Sokodé, 2 août (ATOP) – Un atelier de formation sur la prévention de l’extrémisme violent et la promotion du dialogue interreligieux s’est ouvert, le mardi 2 août à Sokodé, à l’intention de trente jeunes acteurs engagés dans la promotion de la paix de Sokodé et de Mango, respectivement dans les préfectures de Tchaoudjo et de l’Oti.
Cette formation de deux jours est organisée par le Centre de documentation et de formation sur les droits de l’Homme (CDFDH-Togo), avec l’appui technique et financier du programme IDove et de la GIZ. Il s’inscrit dans le cadre de son projet « Nokadaka » (Union des personnes en langue kotokoli). Ce projet vise la consolidation d’un pool d’acteurs locaux engagés dans la promotion de la paix pour une contribution plus efficace à la prévention de l’extrémisme violent et à la consolidation de la paix dans trois villes du Togo. Il s’agit de Lomé, Sokodé et Mango.
Cet atelier a pour objectif de renforcer les capacités d’un pool d’acteurs locaux engagés dans la promotion de la paix pour une contribution plus efficace à la prévention de l’extrémisme violent et à la consolidation de la paix à Sokodé et à Mango.
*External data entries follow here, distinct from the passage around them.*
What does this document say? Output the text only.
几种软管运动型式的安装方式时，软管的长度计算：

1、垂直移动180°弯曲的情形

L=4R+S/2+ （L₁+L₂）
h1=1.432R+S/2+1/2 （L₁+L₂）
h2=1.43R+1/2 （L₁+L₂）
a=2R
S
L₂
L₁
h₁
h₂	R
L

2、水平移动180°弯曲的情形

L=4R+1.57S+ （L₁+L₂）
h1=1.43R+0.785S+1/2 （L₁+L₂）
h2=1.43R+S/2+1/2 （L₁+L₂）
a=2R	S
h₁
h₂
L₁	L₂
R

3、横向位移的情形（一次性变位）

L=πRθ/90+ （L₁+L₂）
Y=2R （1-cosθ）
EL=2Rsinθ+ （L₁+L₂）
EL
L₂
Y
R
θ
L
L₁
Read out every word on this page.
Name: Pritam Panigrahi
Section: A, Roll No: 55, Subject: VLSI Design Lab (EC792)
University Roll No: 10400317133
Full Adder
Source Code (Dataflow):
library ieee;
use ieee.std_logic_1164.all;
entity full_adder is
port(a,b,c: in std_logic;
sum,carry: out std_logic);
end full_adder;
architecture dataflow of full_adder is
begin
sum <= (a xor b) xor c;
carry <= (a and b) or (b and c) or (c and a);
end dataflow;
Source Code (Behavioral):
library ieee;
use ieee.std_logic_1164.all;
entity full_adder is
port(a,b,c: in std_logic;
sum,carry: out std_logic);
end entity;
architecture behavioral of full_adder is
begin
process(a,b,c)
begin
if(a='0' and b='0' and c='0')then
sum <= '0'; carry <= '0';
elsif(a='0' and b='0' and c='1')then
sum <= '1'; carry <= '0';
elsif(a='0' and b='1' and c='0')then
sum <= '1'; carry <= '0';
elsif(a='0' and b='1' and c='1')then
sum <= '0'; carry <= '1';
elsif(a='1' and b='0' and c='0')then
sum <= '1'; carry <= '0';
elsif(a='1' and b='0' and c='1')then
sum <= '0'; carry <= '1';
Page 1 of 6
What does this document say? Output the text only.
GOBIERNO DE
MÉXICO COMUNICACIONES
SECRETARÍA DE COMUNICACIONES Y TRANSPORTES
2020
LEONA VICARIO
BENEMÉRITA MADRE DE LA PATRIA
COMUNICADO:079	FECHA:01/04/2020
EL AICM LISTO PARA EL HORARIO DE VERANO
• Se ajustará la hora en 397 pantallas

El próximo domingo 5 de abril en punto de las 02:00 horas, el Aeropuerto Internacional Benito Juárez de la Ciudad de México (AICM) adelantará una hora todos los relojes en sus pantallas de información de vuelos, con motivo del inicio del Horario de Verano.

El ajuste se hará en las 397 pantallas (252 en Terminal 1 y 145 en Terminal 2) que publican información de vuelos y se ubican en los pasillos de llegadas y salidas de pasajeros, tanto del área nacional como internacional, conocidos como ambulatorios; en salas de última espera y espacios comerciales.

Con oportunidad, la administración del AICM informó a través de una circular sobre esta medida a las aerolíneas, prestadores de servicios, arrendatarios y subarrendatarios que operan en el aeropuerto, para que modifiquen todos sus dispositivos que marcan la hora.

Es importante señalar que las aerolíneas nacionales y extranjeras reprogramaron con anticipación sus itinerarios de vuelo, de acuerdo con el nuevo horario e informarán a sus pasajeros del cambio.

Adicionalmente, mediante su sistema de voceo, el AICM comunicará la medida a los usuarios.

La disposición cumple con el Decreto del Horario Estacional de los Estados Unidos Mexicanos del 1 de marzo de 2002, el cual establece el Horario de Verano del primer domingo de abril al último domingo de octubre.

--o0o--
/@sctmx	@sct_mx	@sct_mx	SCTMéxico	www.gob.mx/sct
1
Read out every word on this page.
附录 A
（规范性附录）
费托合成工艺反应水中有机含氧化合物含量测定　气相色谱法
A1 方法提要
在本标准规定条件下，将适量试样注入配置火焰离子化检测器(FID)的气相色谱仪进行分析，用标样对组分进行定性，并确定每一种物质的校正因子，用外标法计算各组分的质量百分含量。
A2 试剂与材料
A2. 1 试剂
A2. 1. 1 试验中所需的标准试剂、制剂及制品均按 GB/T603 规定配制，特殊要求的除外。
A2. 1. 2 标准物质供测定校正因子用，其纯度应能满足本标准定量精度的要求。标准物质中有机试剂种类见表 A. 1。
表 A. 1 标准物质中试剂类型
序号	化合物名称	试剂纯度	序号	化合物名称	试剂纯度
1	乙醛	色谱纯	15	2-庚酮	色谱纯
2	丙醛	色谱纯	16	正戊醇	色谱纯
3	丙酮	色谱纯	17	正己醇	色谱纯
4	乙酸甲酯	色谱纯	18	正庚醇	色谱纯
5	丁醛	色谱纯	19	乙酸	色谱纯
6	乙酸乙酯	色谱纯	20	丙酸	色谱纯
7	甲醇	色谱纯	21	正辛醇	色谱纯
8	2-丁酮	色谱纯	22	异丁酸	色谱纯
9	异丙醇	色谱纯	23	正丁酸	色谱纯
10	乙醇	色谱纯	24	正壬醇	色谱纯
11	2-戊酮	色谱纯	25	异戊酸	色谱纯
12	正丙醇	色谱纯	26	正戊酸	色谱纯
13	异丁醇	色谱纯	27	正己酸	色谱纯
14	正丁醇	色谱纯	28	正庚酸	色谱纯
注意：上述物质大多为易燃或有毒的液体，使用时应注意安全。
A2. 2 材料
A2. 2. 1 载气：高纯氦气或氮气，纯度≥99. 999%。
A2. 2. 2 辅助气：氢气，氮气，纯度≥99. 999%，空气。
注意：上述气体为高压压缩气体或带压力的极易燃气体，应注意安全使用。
Il vise, spécifiquement, à former les trente acteurs de ces deux villes dont 25 à Sokodé et 5 à Mango, sur les approches novatrices de prévention de l’extrémisme violent et de promotion du dialogue interreligieux. Il s’agit, également, de doter les participants de plans d’action de sensibilisation à mettre en œuvre dans lesdites communautés. Cet atelier sera aussi l’occasion de donner à ces jeunes acteurs les moyens de jouer un rôle actif dans la prévention de l’extrémisme violent et de construire des communautés cohérentes au niveau local.
Le 3ème adjoint au maire de la commune de Tchaoudjo 1, Tchédré Soulémane, en ouvrant les travaux, a témoigné sa gratitude aux organisateurs pour le choix de leur commune en vue de l’exécution de ce projet. Il a souligné l’importance de la thématique sur la prévention de l’extrémisme violent eu égard aux attaques terroristes dont sont victimes les paisibles populations, notamment dans la région septentrionale. Il a remercié le gouvernement pour toutes les dispositions prises en vue de contenir ces attaques. Cependant, pour lui, la lutte contre ces « bandits » ne peut être seulement l’apanage du gouvernement mais elle nécessite l’implication de tous les acteurs, notamment les jeunes. C’est pourquoi, il salue le CDFDH pour son initiative qui permettra aux jeunes d’être outillés pour mieux contrer ce phénomène d’extrémisme violent dans leurs communautés.
La chargée de programme au CDFDH, formatrice sur la prévention de l’extrémisme violent et promotion du dialogue interreligieux, Mme Degboe Akofa Rose a relevé l’intérêt de cette formation. « A à la fin, ces jeunes auront des outils concrets pour non seulement identifier les causes de l’extrémisme violent mais aussi travailler sur les effets au sein de leurs communautés. Ils auront également un plan d’actions et les actions qu’ils auront à mener ne seront pas seulement circonscrites dans leur localité mais toucheront toutes les autres communautés avec l’aide de l’outil internet. », a-t-elle souligné. Elle a remercié le programme IDove et la GIZ pour leurs appuis puis solliciter davantage de moyens de leurs partenaires pour la poursuite de leurs activités.